Sidney - Até 1972, quando a bolsa de valores despencou. Para se ter uma ideia da desvalorização que esta quebra causou,  uma ação do Banco do Brasil que valia até a data dezessete cruzeiros, passou de uma hora para outra a valer  dois cruzeiros.


JD - E como este crash financeiro afetou sua carreira, ou melhor sua vida?
Sidney - Eu fiquei desesperado. Pessoalmente também sofri uma perda financeira significativa, de tal modo que tive que mudar radicalmente de ramo, e tornei-me comerciante, junto com um sócio abrimos um pet shop na Ilha do Governador. Depois que a situação foi melhorando, conseguimos abrir uma filial da loja no centro do Rio.

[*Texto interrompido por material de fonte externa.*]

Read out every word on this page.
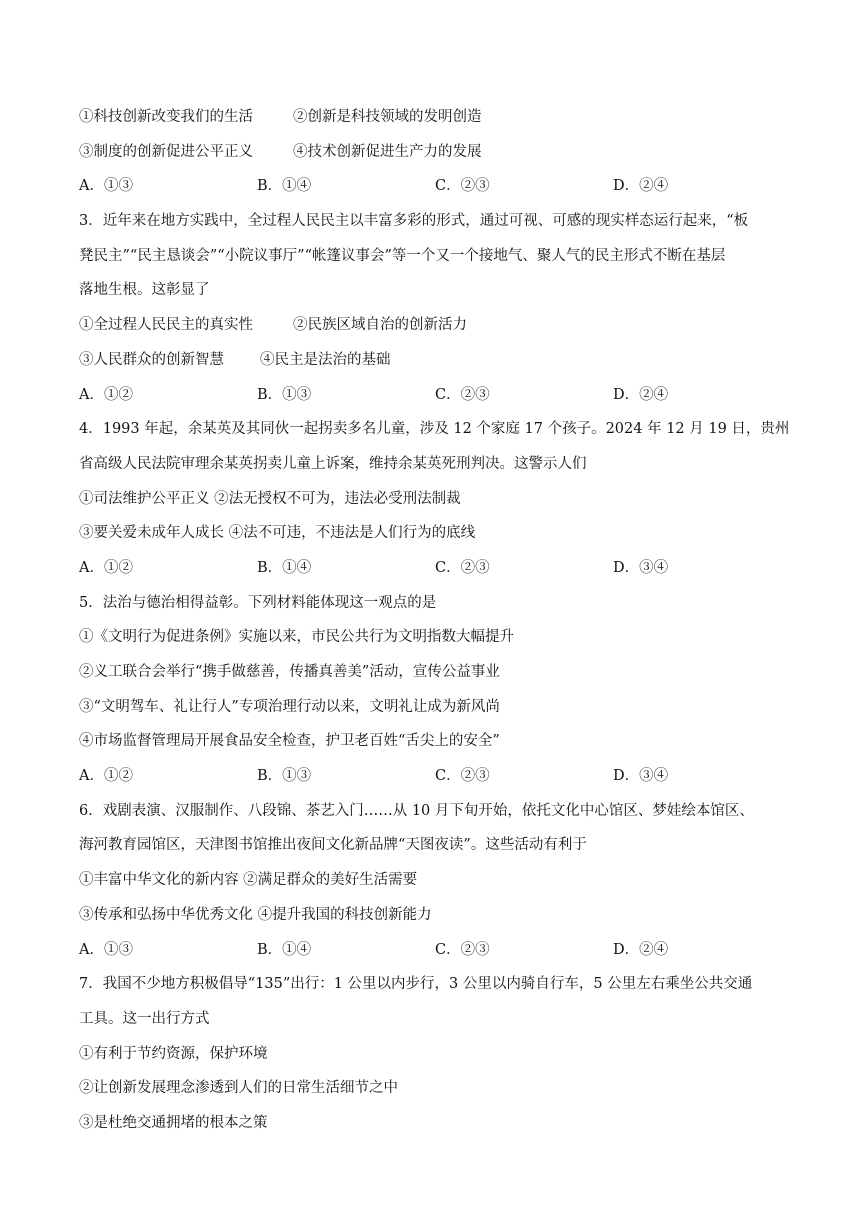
①科技创新改变我们的生活	②创新是科技领域的发明创造
③制度的创新促进公平正义	④技术创新促进生产力的发展
A．①③	B．①④	C．②③	D．②④
3．近年来在地方实践中，全过程人民民主以丰富多彩的形式，通过可视、可感的现实样态运行起来，“板
凳民主”“民主恳谈会”“小院议事厅”“帐篷议事会”等一个又一个接地气、聚人气的民主形式不断在基层
落地生根。这彰显了
①全过程人民民主的真实性	②民族区域自治的创新活力
③人民群众的创新智慧 ④民主是法治的基础
A．①②	B．①③	C．②③	D．②④
4．1993 年起，余某英及其同伙一起拐卖多名儿童，涉及 12 个家庭 17 个孩子。2024 年 12 月 19 日，贵州
省高级人民法院审理余某英拐卖儿童上诉案，维持余某英死刑判决。这警示人们
①司法维护公平正义 ②法无授权不可为，违法必受刑法制裁
③要关爱未成年人成长 ④法不可违，不违法是人们行为的底线
A．①②	B．①④	C．②③	D．③④
5．法治与德治相得益彰。下列材料能体现这一观点的是
①《文明行为促进条例》实施以来，市民公共行为文明指数大幅提升
②义工联合会举行“携手做慈善，传播真善美”活动，宣传公益事业
③“文明驾车、礼让行人”专项治理行动以来，文明礼让成为新风尚
④市场监督管理局开展食品安全检查，护卫老百姓“舌尖上的安全”
A．①②	B．①③	C．②③	D．③④
6．戏剧表演、汉服制作、八段锦、茶艺入门……从 10 月下旬开始，依托文化中心馆区、梦娃绘本馆区、
海河教育园馆区，天津图书馆推出夜间文化新品牌“天图夜读”。这些活动有利于
①丰富中华文化的新内容 ②满足群众的美好生活需要
③传承和弘扬中华优秀文化 ④提升我国的科技创新能力
A．①③	B．①④	C．②③	D．②④
7．我国不少地方积极倡导“135”出行：1 公里以内步行，3 公里以内骑自行车，5 公里左右乘坐公共交通
工具。这一出行方式
①有利于节约资源，保护环境
②让创新发展理念渗透到人们的日常生活细节之中
③是杜绝交通拥堵的根本之策
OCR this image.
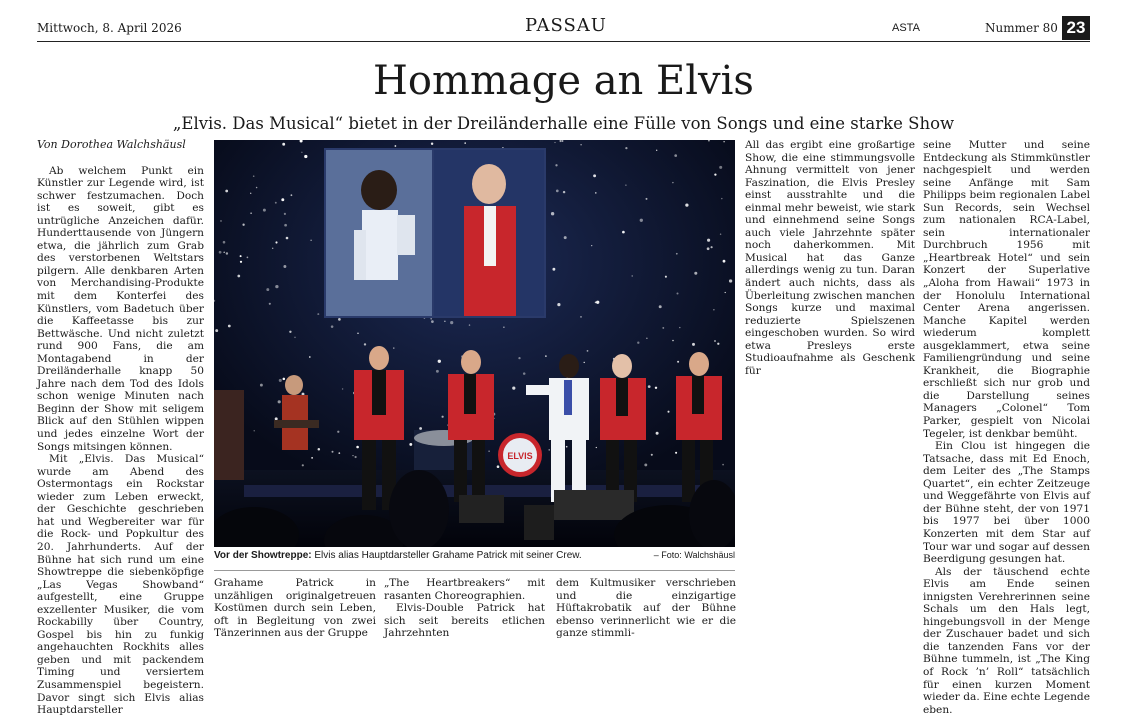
Mittwoch, 8. April 2026	PASSAU	ASTA	Nummer 80 23
Hommage an Elvis
„Elvis. Das Musical“ bietet in der Dreiländerhalle eine Fülle von Songs und eine starke Show
Von Dorothea Walchshäusl

Ab welchem Punkt ein Künstler zur Legende wird, ist schwer festzumachen. Doch ist es soweit, gibt es untrügliche Anzeichen dafür. Hunderttausende von Jüngern etwa, die jährlich zum Grab des verstorbenen Weltstars pilgern. Alle denkbaren Arten von Merchandising-Produkte mit dem Konterfei des Künstlers, vom Badetuch über die Kaffeetasse bis zur Bettwäsche. Und nicht zuletzt rund 900 Fans, die am Montagabend in der Dreiländerhalle knapp 50 Jahre nach dem Tod des Idols schon wenige Minuten nach Beginn der Show mit seligem Blick auf den Stühlen wippen und jedes einzelne Wort der Songs mitsingen können.

Mit „Elvis. Das Musical“ wurde am Abend des Ostermontags ein Rockstar wieder zum Leben erweckt, der Geschichte geschrieben hat und Wegbereiter war für die Rock- und Popkultur des 20. Jahrhunderts. Auf der Bühne hat sich rund um eine Showtreppe die siebenköpfige „Las Vegas Showband“ aufgestellt, eine Gruppe exzellenter Musiker, die vom Rockabilly über Country, Gospel bis hin zu funkig angehauchten Rockhits alles geben und mit packendem Timing und versiertem Zusammenspiel begeistern. Davor singt sich Elvis alias Hauptdarsteller

ELVIS
Vor der Showtreppe: Elvis alias Hauptdarsteller Grahame Patrick mit seiner Crew.	– Foto: Walchshäusl

Grahame Patrick in unzähligen originalgetreuen Kostümen durch sein Leben, oft in Begleitung von zwei Tänzerinnen aus der Gruppe

„The Heartbreakers“ mit rasanten Choreographien.

Elvis-Double Patrick hat sich seit bereits etlichen Jahrzehnten

dem Kultmusiker verschrieben und die einzigartige Hüftakrobatik auf der Bühne ebenso verinnerlicht wie er die ganze stimmli-

All das ergibt eine großartige Show, die eine stimmungsvolle Ahnung vermittelt von jener Faszination, die Elvis Presley einst ausstrahlte und die einmal mehr beweist, wie stark und einnehmend seine Songs auch viele Jahrzehnte später noch daherkommen. Mit Musical hat das Ganze allerdings wenig zu tun. Daran ändert auch nichts, dass als Überleitung zwischen manchen Songs kurze und maximal reduzierte Spielszenen eingeschoben wurden. So wird etwa Presleys erste Studioaufnahme als Geschenk für

seine Mutter und seine Entdeckung als Stimmkünstler nachgespielt und werden seine Anfänge mit Sam Philipps beim regionalen Label Sun Records, sein Wechsel zum nationalen RCA-Label, sein internationaler Durchbruch 1956 mit „Heartbreak Hotel“ und sein Konzert der Superlative „Aloha from Hawaii“ 1973 in der Honolulu International Center Arena angerissen. Manche Kapitel werden wiederum komplett ausgeklammert, etwa seine Familiengründung und seine Krankheit, die Biographie erschließt sich nur grob und die Darstellung seines Managers „Colonel“ Tom Parker, gespielt von Nicolai Tegeler, ist denkbar bemüht.

Ein Clou ist hingegen die Tatsache, dass mit Ed Enoch, dem Leiter des „The Stamps Quartet“, ein echter Zeitzeuge und Weggefährte von Elvis auf der Bühne steht, der von 1971 bis 1977 bei über 1000 Konzerten mit dem Star auf Tour war und sogar auf dessen Beerdigung gesungen hat.

Als der täuschend echte Elvis am Ende seinen innigsten Verehrerinnen seine Schals um den Hals legt, hingebungsvoll in der Menge der Zuschauer badet und sich die tanzenden Fans vor der Bühne tummeln, ist „The King of Rock ’n’ Roll“ tatsächlich für einen kurzen Moment wieder da. Eine echte Legende eben.
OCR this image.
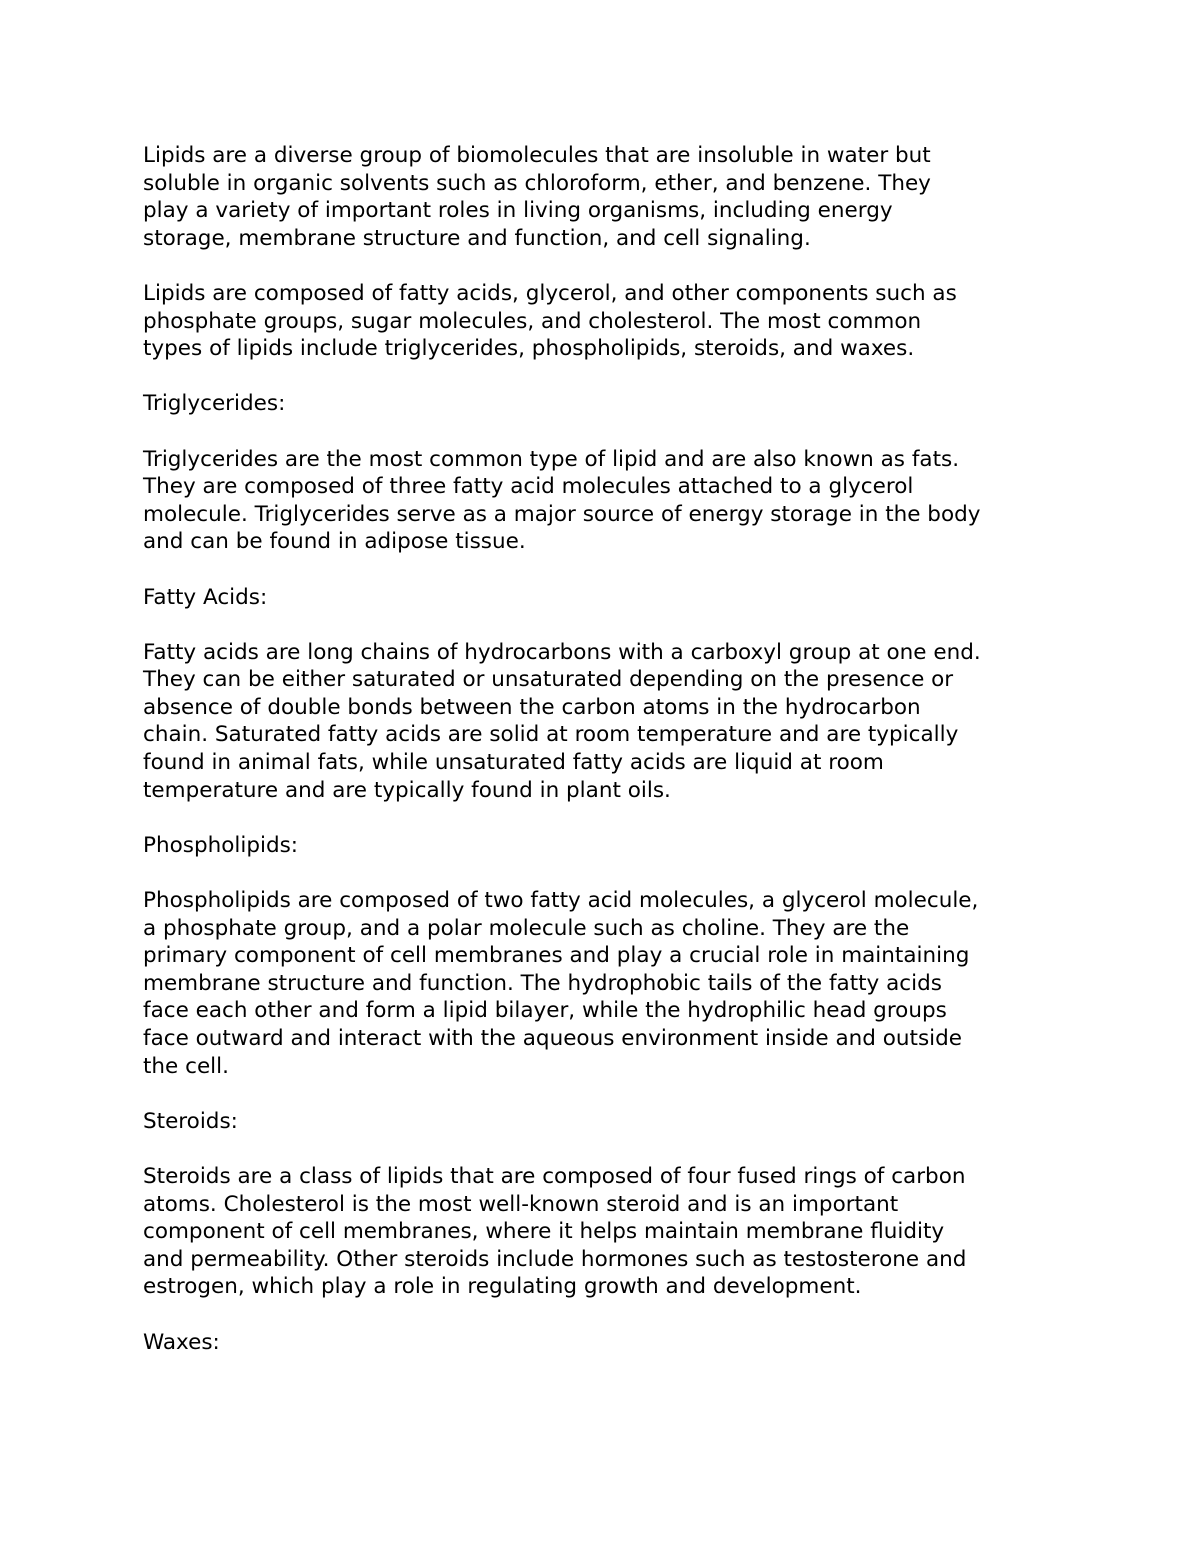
Lipids are a diverse group of biomolecules that are insoluble in water but
soluble in organic solvents such as chloroform, ether, and benzene. They
play a variety of important roles in living organisms, including energy
storage, membrane structure and function, and cell signaling.

Lipids are composed of fatty acids, glycerol, and other components such as
phosphate groups, sugar molecules, and cholesterol. The most common
types of lipids include triglycerides, phospholipids, steroids, and waxes.

Triglycerides:

Triglycerides are the most common type of lipid and are also known as fats.
They are composed of three fatty acid molecules attached to a glycerol
molecule. Triglycerides serve as a major source of energy storage in the body
and can be found in adipose tissue.

Fatty Acids:

Fatty acids are long chains of hydrocarbons with a carboxyl group at one end.
They can be either saturated or unsaturated depending on the presence or
absence of double bonds between the carbon atoms in the hydrocarbon
chain. Saturated fatty acids are solid at room temperature and are typically
found in animal fats, while unsaturated fatty acids are liquid at room
temperature and are typically found in plant oils.

Phospholipids:

Phospholipids are composed of two fatty acid molecules, a glycerol molecule,
a phosphate group, and a polar molecule such as choline. They are the
primary component of cell membranes and play a crucial role in maintaining
membrane structure and function. The hydrophobic tails of the fatty acids
face each other and form a lipid bilayer, while the hydrophilic head groups
face outward and interact with the aqueous environment inside and outside
the cell.

Steroids:

Steroids are a class of lipids that are composed of four fused rings of carbon
atoms. Cholesterol is the most well-known steroid and is an important
component of cell membranes, where it helps maintain membrane fluidity
and permeability. Other steroids include hormones such as testosterone and
estrogen, which play a role in regulating growth and development.

Waxes:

JD - Quando a arte começa a fazer parte efetivamente de sua vida?
Sidney - Através de uma brincadeira com Zilah, na época minha  noiva. Fomos juntos ver uma exposição na Galeria Bonino em Copacabana, do Iberê Camargo, que na época eu desconhecia totalmente seu trabalho. Ao ver as obras do artista, virei para Zilah e lhe disse: - Ah, isso ai eu faço (quanta pretensão eu tive naquele dia! rs). E Zilah, topou o desafio, me deu alguns tubos de tinta que possuía da época em que estudava e terminou dizendo que queria ver se eu fazia mesmo.
E foi assim que eu pintei a minha primeira tela, Zilah viu o resultado, gostou tanto que prometeu que quando tivéssemos a nossa casa, iria coloca-la numa moldura e pendurar na parede da sala. E assim aconteceu, quando nos casamos Zilah emoldurou a tela e realmente ela  a pendurou na parede de nossa sala, cumprindo então sua promessa. Curiosamente na casa de molduras, nomearam minha tela como "Sonho infantil".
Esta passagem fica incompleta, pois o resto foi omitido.